The future is uncertain, and it hinges on whether the cost of semiconductors stabilizes. New RAM factories under construction might eventually ease pressure on component prices. But Gimeno Llidó offers a sobering warning about the next generation. If PlayStation 5 prices don't fall—if they hold steady or continue rising—then the PlayStation 6 could launch at over 1,000 euros. That would be a threshold beyond which gaming becomes genuinely prohibitive for most people. Microsoft is hedging its bets with Helix, a hybrid console that will also play PC games, betting on a more open ecosystem. Sony must find a way to maintain its brand loyalty without pricing out its traditional audience. Nintendo continues to prove that less powerful hardware can still command a 500-euro price tag. The industry stands at a crossroads, and the question hanging over it all is whether consumers will continue to accept ever-rising costs, or whether the market will eventually find its breaking point.

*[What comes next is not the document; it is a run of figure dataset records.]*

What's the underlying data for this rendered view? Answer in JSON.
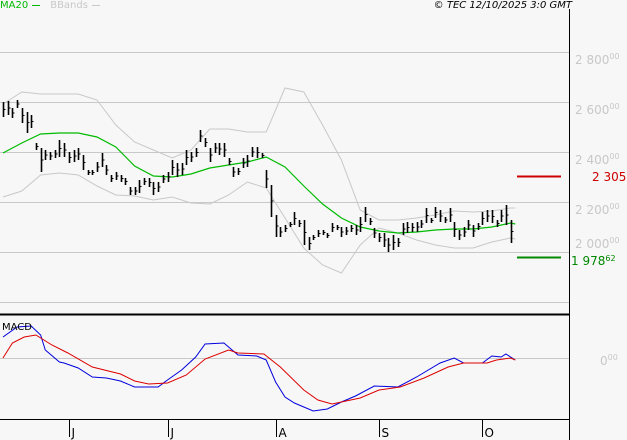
{
  "header": {
    "legend_ma": "MA20",
    "legend_bb": "BBands",
    "copyright": "© TEC 12/10/2025 3:0 GMT"
  },
  "colors": {
    "ma": "#00bb00",
    "bbands": "#c8c8c8",
    "bars": "#000000",
    "macd": "#0000dd",
    "signal": "#dd0000",
    "resistance": "#cc0000",
    "support": "#008800"
  },
  "chart_data": [
    {
      "type": "ohlc",
      "indicators": [
        "MA20",
        "BBands"
      ],
      "y_ticks": [
        {
          "value": 2800,
          "main": "2 800",
          "dec": "00"
        },
        {
          "value": 2600,
          "main": "2 600",
          "dec": "00"
        },
        {
          "value": 2400,
          "main": "2 400",
          "dec": "00"
        },
        {
          "value": 2200,
          "main": "2 200",
          "dec": "00"
        },
        {
          "value": 2000,
          "main": "2 000",
          "dec": "00"
        },
        {
          "value": 1800,
          "main": "",
          "dec": ""
        }
      ],
      "ylim": [
        1720,
        2990
      ],
      "grid": true,
      "x_months": [
        "J",
        "J",
        "A",
        "S",
        "O"
      ],
      "month_start_bar": [
        14,
        35,
        58,
        80,
        102
      ],
      "bars_high_low": [
        [
          2600,
          2540
        ],
        [
          2604,
          2548
        ],
        [
          2576,
          2536
        ],
        [
          2608,
          2576
        ],
        [
          2576,
          2516
        ],
        [
          2560,
          2476
        ],
        [
          2548,
          2496
        ],
        [
          2436,
          2408
        ],
        [
          2416,
          2320
        ],
        [
          2408,
          2368
        ],
        [
          2400,
          2368
        ],
        [
          2408,
          2376
        ],
        [
          2448,
          2380
        ],
        [
          2436,
          2380
        ],
        [
          2400,
          2356
        ],
        [
          2408,
          2360
        ],
        [
          2416,
          2368
        ],
        [
          2388,
          2328
        ],
        [
          2328,
          2308
        ],
        [
          2328,
          2308
        ],
        [
          2360,
          2320
        ],
        [
          2396,
          2340
        ],
        [
          2348,
          2308
        ],
        [
          2308,
          2280
        ],
        [
          2320,
          2288
        ],
        [
          2308,
          2280
        ],
        [
          2296,
          2268
        ],
        [
          2260,
          2228
        ],
        [
          2260,
          2228
        ],
        [
          2288,
          2236
        ],
        [
          2296,
          2268
        ],
        [
          2296,
          2260
        ],
        [
          2280,
          2228
        ],
        [
          2280,
          2240
        ],
        [
          2308,
          2276
        ],
        [
          2320,
          2280
        ],
        [
          2368,
          2308
        ],
        [
          2356,
          2300
        ],
        [
          2356,
          2308
        ],
        [
          2408,
          2348
        ],
        [
          2400,
          2360
        ],
        [
          2416,
          2380
        ],
        [
          2488,
          2440
        ],
        [
          2456,
          2420
        ],
        [
          2416,
          2360
        ],
        [
          2436,
          2396
        ],
        [
          2436,
          2388
        ],
        [
          2436,
          2380
        ],
        [
          2376,
          2348
        ],
        [
          2340,
          2300
        ],
        [
          2336,
          2308
        ],
        [
          2376,
          2336
        ],
        [
          2388,
          2340
        ],
        [
          2420,
          2380
        ],
        [
          2420,
          2376
        ],
        [
          2396,
          2376
        ],
        [
          2328,
          2256
        ],
        [
          2268,
          2140
        ],
        [
          2148,
          2060
        ],
        [
          2100,
          2060
        ],
        [
          2108,
          2080
        ],
        [
          2120,
          2100
        ],
        [
          2160,
          2108
        ],
        [
          2128,
          2100
        ],
        [
          2128,
          2028
        ],
        [
          2060,
          2008
        ],
        [
          2068,
          2048
        ],
        [
          2088,
          2060
        ],
        [
          2088,
          2068
        ],
        [
          2076,
          2056
        ],
        [
          2116,
          2080
        ],
        [
          2108,
          2088
        ],
        [
          2100,
          2060
        ],
        [
          2100,
          2068
        ],
        [
          2108,
          2080
        ],
        [
          2108,
          2068
        ],
        [
          2140,
          2080
        ],
        [
          2180,
          2120
        ],
        [
          2136,
          2108
        ],
        [
          2096,
          2056
        ],
        [
          2076,
          2040
        ],
        [
          2076,
          2020
        ],
        [
          2056,
          2000
        ],
        [
          2068,
          2008
        ],
        [
          2056,
          2020
        ],
        [
          2116,
          2068
        ],
        [
          2120,
          2076
        ],
        [
          2116,
          2080
        ],
        [
          2120,
          2080
        ],
        [
          2128,
          2096
        ],
        [
          2176,
          2116
        ],
        [
          2136,
          2116
        ],
        [
          2180,
          2136
        ],
        [
          2168,
          2120
        ],
        [
          2140,
          2116
        ],
        [
          2176,
          2120
        ],
        [
          2120,
          2060
        ],
        [
          2088,
          2048
        ],
        [
          2100,
          2060
        ],
        [
          2128,
          2088
        ],
        [
          2108,
          2060
        ],
        [
          2116,
          2088
        ],
        [
          2160,
          2108
        ],
        [
          2168,
          2120
        ],
        [
          2168,
          2116
        ],
        [
          2128,
          2100
        ],
        [
          2168,
          2120
        ],
        [
          2188,
          2108
        ],
        [
          2128,
          2036
        ]
      ],
      "indicator_bar_index": [
        0,
        4,
        8,
        12,
        16,
        20,
        24,
        28,
        32,
        36,
        40,
        44,
        48,
        52,
        56,
        60,
        64,
        68,
        72,
        76,
        80,
        84,
        88,
        92,
        96,
        100,
        104,
        108,
        109
      ],
      "ma20": [
        2396,
        2436,
        2472,
        2476,
        2476,
        2460,
        2420,
        2344,
        2304,
        2300,
        2312,
        2336,
        2348,
        2360,
        2380,
        2340,
        2264,
        2192,
        2136,
        2100,
        2084,
        2076,
        2080,
        2088,
        2092,
        2092,
        2100,
        2116,
        2112
      ],
      "bb_upper": [
        2592,
        2640,
        2632,
        2632,
        2632,
        2608,
        2508,
        2440,
        2408,
        2376,
        2408,
        2492,
        2492,
        2480,
        2480,
        2656,
        2640,
        2508,
        2368,
        2168,
        2128,
        2128,
        2136,
        2148,
        2164,
        2160,
        2164,
        2176,
        2176
      ],
      "bb_lower": [
        2220,
        2244,
        2308,
        2316,
        2308,
        2264,
        2228,
        2224,
        2208,
        2220,
        2196,
        2192,
        2228,
        2280,
        2256,
        2136,
        2016,
        1948,
        1916,
        2028,
        2096,
        2076,
        2048,
        2028,
        2016,
        2016,
        2040,
        2056,
        2052
      ],
      "levels": [
        {
          "value": 2305,
          "main": "2 305 2",
          "dec": "",
          "color": "#cc0000"
        },
        {
          "value": 1978.62,
          "main": "1 978",
          "dec": "62",
          "color": "#008800"
        }
      ]
    },
    {
      "type": "line",
      "title": "MACD",
      "y_ticks": [
        {
          "value": 0,
          "main": "0",
          "dec": "00"
        }
      ],
      "ylim": [
        -122,
        86
      ],
      "series": [
        {
          "points": [
            [
              0,
              42
            ],
            [
              3,
              62
            ],
            [
              6,
              64
            ],
            [
              8,
              46
            ],
            [
              9,
              16
            ],
            [
              12,
              -8
            ],
            [
              13,
              -10
            ],
            [
              16,
              -20
            ],
            [
              19,
              -38
            ],
            [
              22,
              -40
            ],
            [
              25,
              -46
            ],
            [
              28,
              -58
            ],
            [
              33,
              -58
            ],
            [
              35,
              -44
            ],
            [
              38,
              -24
            ],
            [
              41,
              2
            ],
            [
              43,
              28
            ],
            [
              47,
              30
            ],
            [
              50,
              6
            ],
            [
              54,
              4
            ],
            [
              56,
              -4
            ],
            [
              58,
              -48
            ],
            [
              60,
              -78
            ],
            [
              62,
              -90
            ],
            [
              66,
              -106
            ],
            [
              69,
              -102
            ],
            [
              72,
              -88
            ],
            [
              75,
              -76
            ],
            [
              79,
              -56
            ],
            [
              84,
              -58
            ],
            [
              88,
              -38
            ],
            [
              93,
              -10
            ],
            [
              96,
              0
            ],
            [
              98,
              -10
            ],
            [
              102,
              -10
            ],
            [
              104,
              4
            ],
            [
              106,
              2
            ],
            [
              107,
              8
            ],
            [
              109,
              -4
            ]
          ],
          "color": "#0000dd"
        },
        {
          "points": [
            [
              0,
              0
            ],
            [
              2,
              30
            ],
            [
              4.5,
              42
            ],
            [
              7,
              46
            ],
            [
              10.4,
              26
            ],
            [
              13.8,
              10
            ],
            [
              19,
              -18
            ],
            [
              25,
              -32
            ],
            [
              28,
              -46
            ],
            [
              31,
              -52
            ],
            [
              35,
              -50
            ],
            [
              39,
              -34
            ],
            [
              43,
              -2
            ],
            [
              48,
              16
            ],
            [
              50,
              10
            ],
            [
              55.5,
              8
            ],
            [
              59,
              -18
            ],
            [
              64,
              -64
            ],
            [
              67,
              -84
            ],
            [
              70,
              -92
            ],
            [
              76,
              -80
            ],
            [
              80,
              -64
            ],
            [
              84.5,
              -58
            ],
            [
              89.6,
              -40
            ],
            [
              94.7,
              -18
            ],
            [
              98,
              -10
            ],
            [
              103,
              -10
            ],
            [
              105,
              -4
            ],
            [
              108,
              0
            ],
            [
              109,
              -4
            ]
          ],
          "color": "#dd0000"
        }
      ]
    }
  ]
}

Without price increases, Sony and Microsoft were probably losing money on every console sold
— Manuel Gimeno Llidó, gaming economist
The industry has been preparing consumers for this shift through gradual price increases on games, services, and accessories
— Jaume Esteve, gaming expert
La Conversación del Hearth Otra perspectiva de la historia
Inventor

Why did this happen now, all at once? Why didn't we see price increases years ago?

Model

The timing is almost accidental. The PS5 and Xbox Series X launched in 2020 during the pandemic, when supply chains were already broken. For years, manufacturers absorbed the losses, hoping costs would eventually fall. But they didn't. Inflation kept climbing, semiconductors got scarcer, and then AI demand pulled production capacity away from consumer hardware. The companies finally ran out of patience.

Inventor

So they're losing money on every console they sell?

Model

Probably, yes. Without these price increases, they likely would be. Historically they'd accept losses early on, knowing they'd profit from games and services later. But the math doesn't work anymore. The margins are gone.

Inventor

Is this permanent? Will consoles always be this expensive now?

Model

That's the real question. If RAM prices stabilize and new factories come online, there might be relief. But the economist I spoke with warned that if PlayStation 5 prices stay high, the PlayStation 6 could cost over 1,000 euros at launch. That would be genuinely prohibitive.

Inventor

What happens to players if that occurs?

Model

They migrate. Mobile gaming and free-to-play models become the default for most people. Console gaming becomes a luxury good for the wealthy. The industry loses its mass audience.

Inventor

Are the companies aware of this risk?

Model

They seem to be. Microsoft is building a hybrid console that bridges PC and console gaming. Sony is trying to balance profitability with accessibility. Nintendo is betting that brand loyalty can sustain high prices even with less powerful hardware. Everyone is searching for a model that works.

Inventor

What would you tell someone thinking about buying a console right now?

Model

That they're buying into a market in transition. The price you pay today might be the floor, not the ceiling. And the games themselves keep getting more expensive too.